Roberto Polidori of Genco Barbiere
“The Jubilee will be an economic deal for Rome, with 35 million tourists arriving....” “Jubilee in Rome, 50 million visitors expected....” “There will be many more pilgrims, over 32 million, arriving from all over the world....”
For years, we have been hearing only proclamations and predictions like these about the 2025 Jubilee in Rome. For a long time, I’ve been telling those who ask what will happen in the Jubilee year that it will all be a big bluff of numbers and predictions. I am asked this by customers at my old barber shop, tourism sector workers, restaurateurs, and owners of houses and buildings transformed into hospitality and tourism businesses. I don't want to pretend to be a fortune teller or a genie, but as a careful observer of what happens in my splendid city, and from the privileged perch of my business in the historic center of Rome—a few steps from the Pantheon, Piazza Navona, Castel Sant'Angelo and San Pietro—I can only observe that this is the first winter post-Covid with a large decline in tourism in the city. Yes, right in the year of the 35 million expected tourists! For example, the waiting times for entry to the Holy Door of St. Peter in late December/early January (a few days after its opening) did not exceed 10 minutes. It is still like this in St. Peter's Square, which remains an absolutely serene space from which to admire its beauty. Not to mention the beauty of the entire city in our always-mild climate. It’s clear that the tourist influx will increase as the warm season approaches, but it will be nothing more than normal for a city accustomed to tourism like Rome. I hope that tourism will not dip even lower this year, due to the alarmist proclamations and forecasts of a city stormed by pilgrims.

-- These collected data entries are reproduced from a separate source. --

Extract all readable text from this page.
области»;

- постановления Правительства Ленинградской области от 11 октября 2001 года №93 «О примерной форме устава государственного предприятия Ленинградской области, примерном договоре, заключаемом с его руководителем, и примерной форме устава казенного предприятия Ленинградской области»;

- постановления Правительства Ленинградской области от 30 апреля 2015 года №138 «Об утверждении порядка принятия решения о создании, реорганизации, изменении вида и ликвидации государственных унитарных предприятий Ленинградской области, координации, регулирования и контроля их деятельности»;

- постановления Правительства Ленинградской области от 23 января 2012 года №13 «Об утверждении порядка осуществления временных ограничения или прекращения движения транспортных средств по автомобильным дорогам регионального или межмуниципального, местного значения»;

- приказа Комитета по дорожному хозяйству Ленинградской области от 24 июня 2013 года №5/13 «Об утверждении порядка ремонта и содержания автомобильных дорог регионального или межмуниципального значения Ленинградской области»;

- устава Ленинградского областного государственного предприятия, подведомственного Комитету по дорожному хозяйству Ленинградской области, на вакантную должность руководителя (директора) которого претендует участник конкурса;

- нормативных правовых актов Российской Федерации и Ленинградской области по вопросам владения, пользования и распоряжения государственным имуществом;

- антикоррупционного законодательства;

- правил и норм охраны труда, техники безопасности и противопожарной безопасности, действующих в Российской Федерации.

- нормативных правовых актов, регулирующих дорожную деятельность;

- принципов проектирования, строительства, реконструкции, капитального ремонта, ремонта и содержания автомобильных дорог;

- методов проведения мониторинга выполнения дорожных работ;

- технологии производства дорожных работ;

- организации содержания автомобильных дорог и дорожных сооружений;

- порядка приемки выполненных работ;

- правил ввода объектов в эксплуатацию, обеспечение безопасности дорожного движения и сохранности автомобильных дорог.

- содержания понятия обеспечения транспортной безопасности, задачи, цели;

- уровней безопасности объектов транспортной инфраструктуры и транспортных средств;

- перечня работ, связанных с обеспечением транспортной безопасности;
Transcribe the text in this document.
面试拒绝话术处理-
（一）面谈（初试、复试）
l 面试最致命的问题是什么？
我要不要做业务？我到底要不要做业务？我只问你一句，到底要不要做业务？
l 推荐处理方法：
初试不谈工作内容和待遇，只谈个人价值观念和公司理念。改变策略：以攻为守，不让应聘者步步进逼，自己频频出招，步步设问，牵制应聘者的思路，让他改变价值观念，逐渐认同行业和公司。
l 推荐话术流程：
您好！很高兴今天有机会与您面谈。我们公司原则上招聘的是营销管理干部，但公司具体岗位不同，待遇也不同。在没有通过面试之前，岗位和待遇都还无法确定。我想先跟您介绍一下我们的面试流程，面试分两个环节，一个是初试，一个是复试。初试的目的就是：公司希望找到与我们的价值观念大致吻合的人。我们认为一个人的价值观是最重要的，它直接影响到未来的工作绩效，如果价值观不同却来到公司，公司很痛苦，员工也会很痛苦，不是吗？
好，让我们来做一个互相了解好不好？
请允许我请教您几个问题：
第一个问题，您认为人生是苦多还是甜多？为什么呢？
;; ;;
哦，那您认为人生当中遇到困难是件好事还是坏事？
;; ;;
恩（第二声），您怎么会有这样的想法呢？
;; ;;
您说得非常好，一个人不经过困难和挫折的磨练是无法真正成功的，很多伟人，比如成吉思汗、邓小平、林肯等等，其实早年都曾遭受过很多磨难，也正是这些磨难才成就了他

Anyway, the pilgrims will concentrate in the area of St. Peter and the other three Roman basilicas to cross the Holy Door, for a maximum 3-5 days (take my word for it—I’ve lived through five jubilees). In conclusion, if you have to choose a year to visit the Eternal City, 2025 is it. And in addition to its artistic and architectural wonders, you’ll be able to find time for a visit to Michelangelo's Pietà or Bernini's Baldachin entering the Holy Door of St. Peter.
P.S. The biggest crowds ever seen in town occurred when Pope John Paul II died. In the days before the funeral, everything was concentrated in the area of St Peter's, the historical center, and Prati neighborhoods. In fact, from April 2-8 2005, more than 4 million pilgrims flocked to Rome: 21,000 people entered the Vatican Basilica every hour, 350 every minute; 13 hours was the average waiting time and 24 hours the maximum waiting time to enter St. Peter's. The queue reached 5 km. On the day of the funeral, there were 500,000 faithful in St. Peter's Square and in Via della Conciliazione for the mass, with another 600,000 people in the areas with giant screens.
Im thinking of going in September or october. Thank you for the warm-up.
I was there for a week Jan 23–31, and everything was very navigable. I waited 10–15 minutes for the Holy Door, and we had no problem getting last-minute reservations at most of the restaurants we wanted to go to. Rome was beautiful, and definitely worth the visit in 2025!